Le sentenze sgradite sono "politiche"? Il vizio del potere
Un pessimo tic della scena pubblica italiana è l'attacco alla magistratura quando un suo verdetto viene ritenuto come prodotto "contro" qualche attore della politica. Una lettura che deforma la stessa democrazia

Mi perdoneranno gli abituali lettori, ma la rubrica quindicinale di oggi risente di un crescente disagio: ogni decisione di una qualunque magistratura sgradita a chi sta al potere diventa il pretesto non per (legittime) critiche nel merito ma per attacchi scomposti e smodati alla magistratura nel suo insieme, o ai giudici, siano essi ordinari o amministrativi (ma il problema, ci era stato detto e ripetuto, non erano i pubblici ministeri?).
Questi atteggiamenti e comportamenti del mondo politico o di suoi segmenti non sono compatibili con la nostra Costituzione.
Il lapidario articolo 104 della Costituzione, secondo il quale la «magistratura costituisce un ordine autonomo e indipendente da ogni altro potere» (che la proposta delle Camere penali voleva incongruamente e pericolosamente modificare, sopprimendo l’aggettivo «altro»), chiarisce che sta alla politica rispettare tale autonomia e indipendenza.

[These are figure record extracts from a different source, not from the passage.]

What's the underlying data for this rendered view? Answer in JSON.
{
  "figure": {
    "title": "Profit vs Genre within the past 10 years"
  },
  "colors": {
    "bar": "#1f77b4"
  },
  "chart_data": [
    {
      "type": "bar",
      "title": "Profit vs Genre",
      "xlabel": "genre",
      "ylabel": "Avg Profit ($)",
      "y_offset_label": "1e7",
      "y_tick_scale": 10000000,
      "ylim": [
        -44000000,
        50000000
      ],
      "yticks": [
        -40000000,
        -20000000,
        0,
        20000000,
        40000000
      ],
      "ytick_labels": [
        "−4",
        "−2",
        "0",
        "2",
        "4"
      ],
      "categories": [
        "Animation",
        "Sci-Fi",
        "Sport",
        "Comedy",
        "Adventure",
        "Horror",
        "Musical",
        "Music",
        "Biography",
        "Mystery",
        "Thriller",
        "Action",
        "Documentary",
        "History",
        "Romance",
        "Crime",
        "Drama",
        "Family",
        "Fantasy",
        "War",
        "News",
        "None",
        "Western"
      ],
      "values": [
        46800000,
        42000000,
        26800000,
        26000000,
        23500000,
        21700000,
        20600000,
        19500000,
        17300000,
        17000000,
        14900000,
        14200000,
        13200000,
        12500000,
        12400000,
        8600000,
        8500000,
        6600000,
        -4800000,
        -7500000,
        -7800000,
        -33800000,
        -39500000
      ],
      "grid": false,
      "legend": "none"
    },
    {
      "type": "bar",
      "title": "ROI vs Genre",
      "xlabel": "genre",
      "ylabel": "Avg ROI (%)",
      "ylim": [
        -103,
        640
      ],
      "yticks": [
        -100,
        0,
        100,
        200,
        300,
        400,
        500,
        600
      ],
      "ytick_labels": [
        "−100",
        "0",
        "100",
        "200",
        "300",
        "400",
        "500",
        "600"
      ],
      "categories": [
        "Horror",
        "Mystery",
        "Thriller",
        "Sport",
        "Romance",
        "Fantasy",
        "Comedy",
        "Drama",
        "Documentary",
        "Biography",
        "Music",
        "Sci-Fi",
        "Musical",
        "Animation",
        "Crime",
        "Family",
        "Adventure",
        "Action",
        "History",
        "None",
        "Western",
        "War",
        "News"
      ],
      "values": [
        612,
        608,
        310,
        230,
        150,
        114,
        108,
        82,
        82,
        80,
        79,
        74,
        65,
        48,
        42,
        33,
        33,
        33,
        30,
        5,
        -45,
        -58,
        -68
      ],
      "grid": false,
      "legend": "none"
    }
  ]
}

Ogni giorno le magistrature adottano decisioni gradite ai poteri a ogni livello (sovranazionale, nazionale, regionale e locale), ma non per questo sono criticate come asservite a essi. Reciprocamente, quando tali decisioni risultano sgradite, possono essere discusse dal punto di vista giuridico, ma non equiparate a una decisione politica: farlo, significa la fine dello Stato di diritto, con la conseguente resa alla pura forza dei numeri e dell’arroganza.
Il disagio cresce ancora quando si assiste – e anche qui la cronaca purtroppo non è avara – alla mancata distinzione, in capo ai soggetti che rivestono cariche pubbliche, del profilo personale con quello professionale, politico-partitico e istituzionale. Sono distinzioni basilari per la vita democratica. Come sempre, la Costituzione ci è di aiuto, quando all’articolo 54 prescrive che «i cittadini ai quali sono affidate funzioni pubbliche hanno il dovere di adempierle con disciplina e onore»: quali che siano la portata e il significato dei due sostantivi, disciplina e onore, non v’è dubbio che essi abbiano a che fare con quelle distinzioni basilari. Se faccio parte di un organo costituzionale, come il Consiglio superiore della magistratura, chiamato a garantire l’autonomia e l’indipendenza della magistratura, ho anch’io il dovere di essere e di venire percepito come autonomo e indipendente: non a caso la legge Cartabia del 2022 ha modificato l’articolo 1 della legge del 1958 (sulla costituzione e sul funzionamento del Csm) precisando che «all’interno del Consiglio i componenti svolgono le loro funzioni in piena indipendenza e imparzialità».
Poco più di tre mesi ci separano dal referendum costituzionale di primavera. Mesi nei quali l’alfabetizzazione istituzionale degli italiani potrebbe utilmente crescere: quali sono i compiti del Csm, che cosa distingue la magistratura giudicante da quella requirente, che cos’è la responsabilità disciplinare di un magistrato, sono tutte domande la cui risposta è preliminare per esprimere un sì o un no consapevoli. La polarizzazione urlata delle tifoserie è il contrario della consapevolezza e preannuncia un inverno caldo, troppo caldo, del dibattito pubblico.
È troppo sperare che cessi l’attacco quotidiano e ossessivo verso le magistrature? O, almeno, che i cittadini elettori sappiano fare la differenza tra la bontà degli argomenti e la propaganda faziosa che strumentalizza la funzione, quotidiana e difficile, dello ius dicere, cioè della giurisdizione, che è attività di protezione dello Stato di diritto, dunque dei cittadini stessi?